Friday, February 6, 2009

Wine Post #1

I am modestly titling this Wine Post #1, as I expect there will be others.

Those of you who are visiting Paris soon, listen up: you must go to a wine tasting at O Chateau. I was invited to attend one on Wednesday with members of my undergraduate alma mater's alumni club in France, and it was great. The tastings are located in a 17th century cave (that means cellar or, more specifically, wine cellar) on a small cobble-stoned side street between the Louvre and the Pont Neuf. The cave was used by the French kings' sommelier, back when the Louvre was a palace and not an art museum, and doubled as an underground, labyrinthine escape route for the king in times of crisis. I suppose it will hold special appeal to those of you with Dan Brown-type fantasies. Anyway, to get to the cave you pass through a used book store (be still, my beating historian's heart!), down a candlelit cobblestone alley, and descend a spiral iron staircase. The interior is a mix of 17th century and 21st century - exposed stone walls and low doorways, with leather banquettes, votives, a delightfully minimalist table setting, and some bawmp baw daw bawmp bawmp music piped in.

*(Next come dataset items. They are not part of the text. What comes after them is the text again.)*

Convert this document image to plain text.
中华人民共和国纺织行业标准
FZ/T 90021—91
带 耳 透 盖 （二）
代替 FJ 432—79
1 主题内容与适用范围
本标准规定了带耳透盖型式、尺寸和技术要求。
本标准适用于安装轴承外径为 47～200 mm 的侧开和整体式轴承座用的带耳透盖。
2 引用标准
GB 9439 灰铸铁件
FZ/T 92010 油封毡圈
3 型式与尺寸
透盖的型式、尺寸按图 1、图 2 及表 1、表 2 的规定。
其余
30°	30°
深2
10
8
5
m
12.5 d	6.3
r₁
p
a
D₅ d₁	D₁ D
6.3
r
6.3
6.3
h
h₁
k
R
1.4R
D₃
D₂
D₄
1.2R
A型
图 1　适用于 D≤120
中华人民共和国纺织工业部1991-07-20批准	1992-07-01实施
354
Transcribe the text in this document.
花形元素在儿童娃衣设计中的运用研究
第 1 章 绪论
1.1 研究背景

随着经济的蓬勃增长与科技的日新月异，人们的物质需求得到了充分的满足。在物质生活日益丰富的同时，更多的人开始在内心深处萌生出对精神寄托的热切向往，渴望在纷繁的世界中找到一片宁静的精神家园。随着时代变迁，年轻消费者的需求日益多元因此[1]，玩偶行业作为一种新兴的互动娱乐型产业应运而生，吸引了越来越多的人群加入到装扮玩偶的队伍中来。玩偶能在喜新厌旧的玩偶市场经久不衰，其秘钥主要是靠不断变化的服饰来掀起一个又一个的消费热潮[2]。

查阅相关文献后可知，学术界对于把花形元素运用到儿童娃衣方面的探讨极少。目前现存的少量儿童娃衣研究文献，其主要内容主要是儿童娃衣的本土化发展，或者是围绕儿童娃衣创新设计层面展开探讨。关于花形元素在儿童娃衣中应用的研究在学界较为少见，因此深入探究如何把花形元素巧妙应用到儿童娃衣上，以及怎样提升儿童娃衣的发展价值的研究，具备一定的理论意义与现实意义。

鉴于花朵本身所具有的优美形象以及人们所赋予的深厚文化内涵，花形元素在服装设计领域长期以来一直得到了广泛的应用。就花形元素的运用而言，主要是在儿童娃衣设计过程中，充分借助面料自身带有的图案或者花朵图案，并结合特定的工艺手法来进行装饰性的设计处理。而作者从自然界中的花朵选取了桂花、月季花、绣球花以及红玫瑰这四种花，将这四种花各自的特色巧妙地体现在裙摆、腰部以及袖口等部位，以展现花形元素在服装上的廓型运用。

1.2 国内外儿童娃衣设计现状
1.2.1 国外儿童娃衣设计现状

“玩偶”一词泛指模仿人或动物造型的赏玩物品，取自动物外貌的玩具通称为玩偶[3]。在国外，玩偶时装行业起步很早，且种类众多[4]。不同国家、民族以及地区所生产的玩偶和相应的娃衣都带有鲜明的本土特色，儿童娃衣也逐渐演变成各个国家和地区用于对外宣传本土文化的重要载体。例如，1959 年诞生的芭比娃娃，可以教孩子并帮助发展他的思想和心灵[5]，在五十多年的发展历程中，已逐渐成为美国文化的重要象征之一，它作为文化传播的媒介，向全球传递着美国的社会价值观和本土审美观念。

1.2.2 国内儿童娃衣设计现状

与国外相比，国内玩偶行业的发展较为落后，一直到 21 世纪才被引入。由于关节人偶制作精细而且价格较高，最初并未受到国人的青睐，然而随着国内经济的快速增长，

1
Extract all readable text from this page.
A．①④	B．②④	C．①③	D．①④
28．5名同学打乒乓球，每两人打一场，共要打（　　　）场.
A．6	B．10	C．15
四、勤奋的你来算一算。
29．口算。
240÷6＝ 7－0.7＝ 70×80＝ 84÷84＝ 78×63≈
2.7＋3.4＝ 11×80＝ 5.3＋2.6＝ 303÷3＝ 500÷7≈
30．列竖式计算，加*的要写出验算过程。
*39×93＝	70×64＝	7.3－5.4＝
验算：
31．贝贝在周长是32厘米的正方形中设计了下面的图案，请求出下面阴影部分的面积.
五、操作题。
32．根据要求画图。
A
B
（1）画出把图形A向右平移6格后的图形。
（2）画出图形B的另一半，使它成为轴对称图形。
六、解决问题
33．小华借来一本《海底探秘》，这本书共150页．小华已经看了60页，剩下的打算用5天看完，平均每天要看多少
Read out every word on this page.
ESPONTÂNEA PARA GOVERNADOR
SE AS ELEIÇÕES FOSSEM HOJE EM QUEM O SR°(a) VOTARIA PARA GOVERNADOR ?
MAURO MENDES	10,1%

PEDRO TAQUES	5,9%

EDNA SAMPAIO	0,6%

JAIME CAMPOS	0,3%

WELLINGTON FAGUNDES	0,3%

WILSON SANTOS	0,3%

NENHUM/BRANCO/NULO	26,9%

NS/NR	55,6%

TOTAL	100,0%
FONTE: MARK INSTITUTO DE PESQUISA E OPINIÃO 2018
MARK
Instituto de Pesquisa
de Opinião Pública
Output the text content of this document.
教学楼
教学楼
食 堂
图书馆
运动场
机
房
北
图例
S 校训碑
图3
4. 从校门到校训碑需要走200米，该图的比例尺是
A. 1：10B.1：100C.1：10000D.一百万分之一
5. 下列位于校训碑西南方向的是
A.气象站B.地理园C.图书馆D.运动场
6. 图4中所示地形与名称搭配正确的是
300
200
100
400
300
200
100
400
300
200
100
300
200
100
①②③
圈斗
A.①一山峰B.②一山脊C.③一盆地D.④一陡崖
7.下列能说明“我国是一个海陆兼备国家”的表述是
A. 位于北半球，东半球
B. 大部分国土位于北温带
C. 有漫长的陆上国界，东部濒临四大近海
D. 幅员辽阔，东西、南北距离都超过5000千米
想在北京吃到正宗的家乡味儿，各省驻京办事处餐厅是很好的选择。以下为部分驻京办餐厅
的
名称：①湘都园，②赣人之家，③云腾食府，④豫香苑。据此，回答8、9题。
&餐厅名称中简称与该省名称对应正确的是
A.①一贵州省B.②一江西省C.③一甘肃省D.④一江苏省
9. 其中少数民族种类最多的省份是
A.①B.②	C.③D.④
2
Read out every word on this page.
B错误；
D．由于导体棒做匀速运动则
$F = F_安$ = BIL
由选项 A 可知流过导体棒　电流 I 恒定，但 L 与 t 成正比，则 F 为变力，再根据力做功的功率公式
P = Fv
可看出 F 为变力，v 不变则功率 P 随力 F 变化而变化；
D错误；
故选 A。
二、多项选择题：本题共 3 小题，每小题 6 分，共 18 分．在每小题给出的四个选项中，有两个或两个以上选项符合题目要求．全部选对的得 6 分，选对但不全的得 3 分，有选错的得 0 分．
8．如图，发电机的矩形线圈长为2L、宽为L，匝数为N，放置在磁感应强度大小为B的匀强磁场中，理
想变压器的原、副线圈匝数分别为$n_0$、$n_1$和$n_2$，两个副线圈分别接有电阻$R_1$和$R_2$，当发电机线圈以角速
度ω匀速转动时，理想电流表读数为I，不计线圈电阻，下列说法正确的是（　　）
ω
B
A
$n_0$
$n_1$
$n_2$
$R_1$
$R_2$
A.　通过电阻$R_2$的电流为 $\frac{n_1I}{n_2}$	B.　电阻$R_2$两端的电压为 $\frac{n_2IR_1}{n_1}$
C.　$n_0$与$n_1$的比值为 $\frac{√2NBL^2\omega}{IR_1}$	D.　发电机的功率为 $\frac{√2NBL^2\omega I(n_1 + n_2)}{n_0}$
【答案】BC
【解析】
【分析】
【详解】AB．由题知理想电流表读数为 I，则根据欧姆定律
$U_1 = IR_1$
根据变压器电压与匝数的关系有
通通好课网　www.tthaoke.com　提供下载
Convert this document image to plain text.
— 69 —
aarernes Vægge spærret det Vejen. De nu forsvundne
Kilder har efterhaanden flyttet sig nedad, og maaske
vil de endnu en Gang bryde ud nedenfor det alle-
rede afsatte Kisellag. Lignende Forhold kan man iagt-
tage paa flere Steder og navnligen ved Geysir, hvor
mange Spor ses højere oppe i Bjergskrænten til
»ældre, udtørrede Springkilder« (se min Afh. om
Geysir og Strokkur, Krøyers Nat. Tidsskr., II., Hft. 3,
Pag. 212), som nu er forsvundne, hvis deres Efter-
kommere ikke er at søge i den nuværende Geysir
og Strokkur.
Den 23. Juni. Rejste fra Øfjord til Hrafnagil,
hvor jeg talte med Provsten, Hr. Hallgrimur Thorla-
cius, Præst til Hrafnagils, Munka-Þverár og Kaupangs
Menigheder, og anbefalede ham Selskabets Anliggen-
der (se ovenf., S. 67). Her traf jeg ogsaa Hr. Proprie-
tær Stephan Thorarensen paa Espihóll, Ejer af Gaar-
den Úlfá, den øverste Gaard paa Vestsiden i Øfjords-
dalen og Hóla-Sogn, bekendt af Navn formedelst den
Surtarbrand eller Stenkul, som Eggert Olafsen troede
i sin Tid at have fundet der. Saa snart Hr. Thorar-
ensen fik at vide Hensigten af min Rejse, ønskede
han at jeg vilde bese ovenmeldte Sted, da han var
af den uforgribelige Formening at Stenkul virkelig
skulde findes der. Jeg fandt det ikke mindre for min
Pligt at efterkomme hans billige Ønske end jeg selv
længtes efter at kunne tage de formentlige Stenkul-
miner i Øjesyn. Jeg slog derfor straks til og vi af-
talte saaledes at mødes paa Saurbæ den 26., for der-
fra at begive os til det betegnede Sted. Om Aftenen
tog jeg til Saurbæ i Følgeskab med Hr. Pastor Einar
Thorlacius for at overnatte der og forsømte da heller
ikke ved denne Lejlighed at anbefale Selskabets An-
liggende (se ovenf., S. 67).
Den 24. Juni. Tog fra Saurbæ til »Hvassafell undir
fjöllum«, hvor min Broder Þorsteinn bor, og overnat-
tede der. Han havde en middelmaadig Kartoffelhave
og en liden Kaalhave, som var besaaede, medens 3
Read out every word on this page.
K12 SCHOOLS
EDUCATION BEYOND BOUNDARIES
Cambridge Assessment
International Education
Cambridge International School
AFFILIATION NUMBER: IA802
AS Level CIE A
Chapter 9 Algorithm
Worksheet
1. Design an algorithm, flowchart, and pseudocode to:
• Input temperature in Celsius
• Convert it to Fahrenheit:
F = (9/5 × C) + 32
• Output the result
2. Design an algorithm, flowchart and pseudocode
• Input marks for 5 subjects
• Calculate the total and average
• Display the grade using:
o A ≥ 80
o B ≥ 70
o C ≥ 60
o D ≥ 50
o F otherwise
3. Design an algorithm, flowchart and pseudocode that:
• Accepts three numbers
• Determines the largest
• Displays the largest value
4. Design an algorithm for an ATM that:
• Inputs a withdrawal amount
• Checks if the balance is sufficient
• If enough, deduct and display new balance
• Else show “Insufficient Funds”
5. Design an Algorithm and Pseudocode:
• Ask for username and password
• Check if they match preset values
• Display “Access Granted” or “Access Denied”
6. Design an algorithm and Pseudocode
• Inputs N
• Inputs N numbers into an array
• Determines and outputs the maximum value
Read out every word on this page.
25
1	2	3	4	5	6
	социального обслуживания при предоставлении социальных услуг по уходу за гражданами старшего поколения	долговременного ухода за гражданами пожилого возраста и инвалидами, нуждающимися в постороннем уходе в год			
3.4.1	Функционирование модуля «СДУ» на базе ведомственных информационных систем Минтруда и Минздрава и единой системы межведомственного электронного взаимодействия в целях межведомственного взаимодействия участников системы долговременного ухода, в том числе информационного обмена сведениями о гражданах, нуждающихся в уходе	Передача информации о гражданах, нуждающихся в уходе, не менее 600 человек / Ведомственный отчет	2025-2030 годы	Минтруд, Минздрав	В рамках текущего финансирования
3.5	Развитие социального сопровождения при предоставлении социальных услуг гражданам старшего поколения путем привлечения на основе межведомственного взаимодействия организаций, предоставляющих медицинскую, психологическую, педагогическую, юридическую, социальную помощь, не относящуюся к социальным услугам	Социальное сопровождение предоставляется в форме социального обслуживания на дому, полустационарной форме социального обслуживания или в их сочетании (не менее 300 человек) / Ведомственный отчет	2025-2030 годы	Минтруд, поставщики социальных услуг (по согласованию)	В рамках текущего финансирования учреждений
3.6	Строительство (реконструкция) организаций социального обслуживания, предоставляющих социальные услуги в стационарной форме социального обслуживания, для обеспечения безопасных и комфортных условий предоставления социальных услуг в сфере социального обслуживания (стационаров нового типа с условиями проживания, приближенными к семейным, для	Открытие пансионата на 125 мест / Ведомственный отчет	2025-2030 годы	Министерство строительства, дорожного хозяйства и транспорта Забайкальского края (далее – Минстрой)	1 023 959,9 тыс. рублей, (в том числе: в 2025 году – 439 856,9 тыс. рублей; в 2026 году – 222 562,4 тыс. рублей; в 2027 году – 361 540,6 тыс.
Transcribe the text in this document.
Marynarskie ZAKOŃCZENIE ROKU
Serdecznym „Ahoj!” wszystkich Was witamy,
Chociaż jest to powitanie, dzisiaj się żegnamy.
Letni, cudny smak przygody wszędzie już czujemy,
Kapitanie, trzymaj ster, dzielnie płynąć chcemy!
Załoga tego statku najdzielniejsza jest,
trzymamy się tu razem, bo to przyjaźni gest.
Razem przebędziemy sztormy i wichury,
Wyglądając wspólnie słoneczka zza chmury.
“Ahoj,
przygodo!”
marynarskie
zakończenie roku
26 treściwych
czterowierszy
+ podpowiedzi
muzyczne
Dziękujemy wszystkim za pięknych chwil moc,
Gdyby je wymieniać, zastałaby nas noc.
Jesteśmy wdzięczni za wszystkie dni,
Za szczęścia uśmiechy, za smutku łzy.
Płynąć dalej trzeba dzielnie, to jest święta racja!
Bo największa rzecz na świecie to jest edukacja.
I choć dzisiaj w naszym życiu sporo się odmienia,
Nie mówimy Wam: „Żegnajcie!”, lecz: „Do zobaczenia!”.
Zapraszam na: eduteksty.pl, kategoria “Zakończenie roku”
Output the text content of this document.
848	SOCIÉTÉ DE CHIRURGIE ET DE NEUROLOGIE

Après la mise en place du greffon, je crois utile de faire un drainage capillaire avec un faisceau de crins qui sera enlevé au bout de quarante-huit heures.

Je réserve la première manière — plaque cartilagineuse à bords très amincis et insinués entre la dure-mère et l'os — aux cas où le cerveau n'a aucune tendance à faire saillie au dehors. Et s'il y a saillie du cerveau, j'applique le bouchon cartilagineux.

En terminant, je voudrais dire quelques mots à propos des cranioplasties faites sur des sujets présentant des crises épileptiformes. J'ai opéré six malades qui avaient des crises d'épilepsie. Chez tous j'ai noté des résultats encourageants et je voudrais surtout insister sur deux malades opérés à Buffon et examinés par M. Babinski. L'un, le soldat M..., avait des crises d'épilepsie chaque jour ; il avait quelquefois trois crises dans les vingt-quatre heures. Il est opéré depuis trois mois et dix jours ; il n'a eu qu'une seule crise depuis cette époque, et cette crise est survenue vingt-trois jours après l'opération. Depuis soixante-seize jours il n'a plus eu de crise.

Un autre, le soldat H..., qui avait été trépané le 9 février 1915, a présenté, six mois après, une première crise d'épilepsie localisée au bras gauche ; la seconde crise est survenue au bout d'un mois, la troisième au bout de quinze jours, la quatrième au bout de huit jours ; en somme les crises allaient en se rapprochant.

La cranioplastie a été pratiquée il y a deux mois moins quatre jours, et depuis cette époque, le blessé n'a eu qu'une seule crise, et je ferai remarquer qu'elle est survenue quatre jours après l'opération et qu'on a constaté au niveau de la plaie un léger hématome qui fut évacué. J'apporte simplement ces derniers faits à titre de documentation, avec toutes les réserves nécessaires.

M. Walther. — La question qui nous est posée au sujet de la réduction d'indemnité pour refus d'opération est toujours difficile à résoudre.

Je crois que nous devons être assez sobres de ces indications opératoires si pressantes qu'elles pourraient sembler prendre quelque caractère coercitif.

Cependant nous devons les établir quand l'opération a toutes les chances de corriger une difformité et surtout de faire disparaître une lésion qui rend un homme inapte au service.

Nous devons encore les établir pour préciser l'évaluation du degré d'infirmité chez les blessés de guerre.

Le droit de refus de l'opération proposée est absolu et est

Olivier, our sommelier, talked us through 6 wines: to start, a rose Champagne from Epernay; a Sancerre, a very dry white made from sauvignon blanc grapes; a Burgundy chardonnay; a... ummm... I was drinking the wine, not spitting it out... a Crozes-Hermitage, made from Syrah grapes, which was very good but my least-favourite; a Pomerol, which is a red Burgundy; and my favorite, a Cotes du Rhone Villages. Our wines were accompanied by cheese platters, breads and Olivier's spirited delivery, which focused on the major French wine regions. He held his own against a few wine snobs in our group and congratulated us for arguing about wine with the passion of the French; for me, it was also like a trip back in time to my beloved alma mater, where classes were very participative and students were known for being, shall we say, jesuitical.

The class cost me 40 euro (there were 20+ of us so we may have had a special rate, I don't know), which I had thought was a tad pricey but turned our to be fabulous value for money, in terms of the atmosphere of the place, the quality and range of wines sampled, and our exuberant and passionate host. Highly, highly recommended - it will really make your trip!